Le mythe, sans cesse renouvelé, de l'unité de la Résistance a caché sa fragilité. La victoire et le pouvoir que les résistants en tirent après-guerre sont minés par la division. Fallait-il que la pression d'en bas, celle de la population, et celles d'en haut, les contraintes extérieures et leurs traductions nationales, soient fortes pour que la fiction unitaire, réactivée dans l'allégresse de la Libération et face aux troupes libératrices, parvienne à se maintenir tant de mois !
Dans le Var, et en Provence en général, la Résistance au pouvoir reste principalement divisée entre le Parti communiste et le Parti socialiste. La Libération accentue même la polarisation entre ces deux forces.

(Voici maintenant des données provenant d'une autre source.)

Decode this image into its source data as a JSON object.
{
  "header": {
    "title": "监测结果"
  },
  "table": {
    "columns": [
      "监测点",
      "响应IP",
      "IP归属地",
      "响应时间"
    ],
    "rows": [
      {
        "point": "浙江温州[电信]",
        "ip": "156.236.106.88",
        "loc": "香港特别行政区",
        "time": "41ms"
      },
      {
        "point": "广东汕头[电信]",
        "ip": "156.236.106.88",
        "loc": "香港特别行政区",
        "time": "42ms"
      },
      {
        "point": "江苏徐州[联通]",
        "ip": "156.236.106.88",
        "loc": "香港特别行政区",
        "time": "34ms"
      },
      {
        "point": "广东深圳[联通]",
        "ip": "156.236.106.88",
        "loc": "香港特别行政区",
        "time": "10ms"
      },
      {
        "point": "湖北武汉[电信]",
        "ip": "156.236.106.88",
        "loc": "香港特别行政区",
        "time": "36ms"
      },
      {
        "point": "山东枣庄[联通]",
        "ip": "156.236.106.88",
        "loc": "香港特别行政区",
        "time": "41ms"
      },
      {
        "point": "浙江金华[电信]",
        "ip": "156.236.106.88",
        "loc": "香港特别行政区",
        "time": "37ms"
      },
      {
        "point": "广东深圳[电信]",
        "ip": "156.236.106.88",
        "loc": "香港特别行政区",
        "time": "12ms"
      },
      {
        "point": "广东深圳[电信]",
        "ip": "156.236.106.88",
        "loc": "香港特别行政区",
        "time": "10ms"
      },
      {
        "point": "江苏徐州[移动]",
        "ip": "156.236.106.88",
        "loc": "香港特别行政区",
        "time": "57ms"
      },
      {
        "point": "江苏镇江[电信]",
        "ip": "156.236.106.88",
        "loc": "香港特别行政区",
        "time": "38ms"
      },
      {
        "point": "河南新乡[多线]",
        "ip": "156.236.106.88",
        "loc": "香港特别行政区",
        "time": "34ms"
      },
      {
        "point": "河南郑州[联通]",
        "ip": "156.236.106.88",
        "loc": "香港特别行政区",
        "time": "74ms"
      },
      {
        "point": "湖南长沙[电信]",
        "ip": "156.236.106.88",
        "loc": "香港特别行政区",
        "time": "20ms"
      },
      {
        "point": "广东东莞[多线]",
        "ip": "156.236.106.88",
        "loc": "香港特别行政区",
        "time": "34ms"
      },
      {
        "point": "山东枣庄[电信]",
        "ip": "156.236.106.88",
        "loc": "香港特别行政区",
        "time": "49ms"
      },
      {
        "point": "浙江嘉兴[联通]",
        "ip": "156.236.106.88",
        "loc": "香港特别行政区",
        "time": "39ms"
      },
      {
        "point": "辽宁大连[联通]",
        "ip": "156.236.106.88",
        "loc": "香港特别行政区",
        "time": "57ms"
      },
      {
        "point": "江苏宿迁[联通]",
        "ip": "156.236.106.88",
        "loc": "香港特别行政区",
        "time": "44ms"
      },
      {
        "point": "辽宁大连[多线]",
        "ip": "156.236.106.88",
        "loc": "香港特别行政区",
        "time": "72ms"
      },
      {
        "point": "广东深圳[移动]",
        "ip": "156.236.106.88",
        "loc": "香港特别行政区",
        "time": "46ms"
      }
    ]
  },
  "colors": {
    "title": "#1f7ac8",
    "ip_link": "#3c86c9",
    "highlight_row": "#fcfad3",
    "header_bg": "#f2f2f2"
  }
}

L'existence de mouvements de résistance autonomes n'est pas viable, aucun n'ayant la structure et la doctrine nécessaires pour résister à l'attraction des partis qui les ont bâtis. À vrai dire, seul le MLN aurait pu le faire, mais il pâtit de son hétérogénéité, de sa confusion ici avec les socialistes et surtout du repliement partisan de ceux-ci. La Résistance entre donc dans le jeu politique traditionnel, mais sa composition dans la clandestinité rendait cette évolution inévitable.
Les communistes dont la pression est forte pour un partage plus équitable du pouvoir, à leurs yeux, sont marginalisés en même temps que les institutions ou les forces armées parallèles, celles qui sortent de la clandestinité. Les socialistes s'intègrent dans les institutions officielles, en alliance avec ceux que le Parti communiste effraie, puis dans la désunion quand socialisme et gaullisme divorceront.
Le souvenir de la Résistance et de la Libération ne se commémorera pas dans l'unité. Les gardiens de l'héritage resteront divisés selon le même partage qu'au temps de la clandestinité, même si de périodiques rapprochements politiques, la dénonciation des résurgences des ennemis d'hier et la réelle confraternité de ceux qui ont combattu les mêmes ennemis dans les mêmes conditions redonnent de la substance à l'unité résistante. Cette dispersion de la mémoire n'empêche pas l'édification d'un légendaire, marqué par les épisodes de la vie politique nationale ou locale, mais de plus en plus consensuel au fil des années. Jusqu'au moment où les tabous que l'on croyait avoir solidement ancré paraissent céder et que la certitude de la pérennité cède la place à l'inquiétude, en particulier dans un département qui connaît une évolution politique aussi considérable que le Var.
L'histoire de l'héritage résistant se confond avec celle de l'après-guerre. Elle marque profondément la vie politique et culturelle d'un pays qui n'est pas vraiment remis de la fracture des années 40, d'autant qu'elle a fait rejouer des failles plus anciennes. Il n'est pas question d'en traquer toutes les traces. On se limitera donc à deux aspects. Le premier, ce sera l'héritage immédiat, c'est-à-dire la Résistance au pouvoir, avant que les élections ne donnent un caractère plus classique à la République. C'est précisément cette question du pouvoir qui nous servira de fil conducteur. Le deuxième, ce sera la mémoire de cette Résistance, sans avoir l'ambition de l'embrasser toute, surtout dans une période où les spécificités locales tendent à s'atténuer, noyées qu'elles sont par le brassage général des hommes, des images et des mots.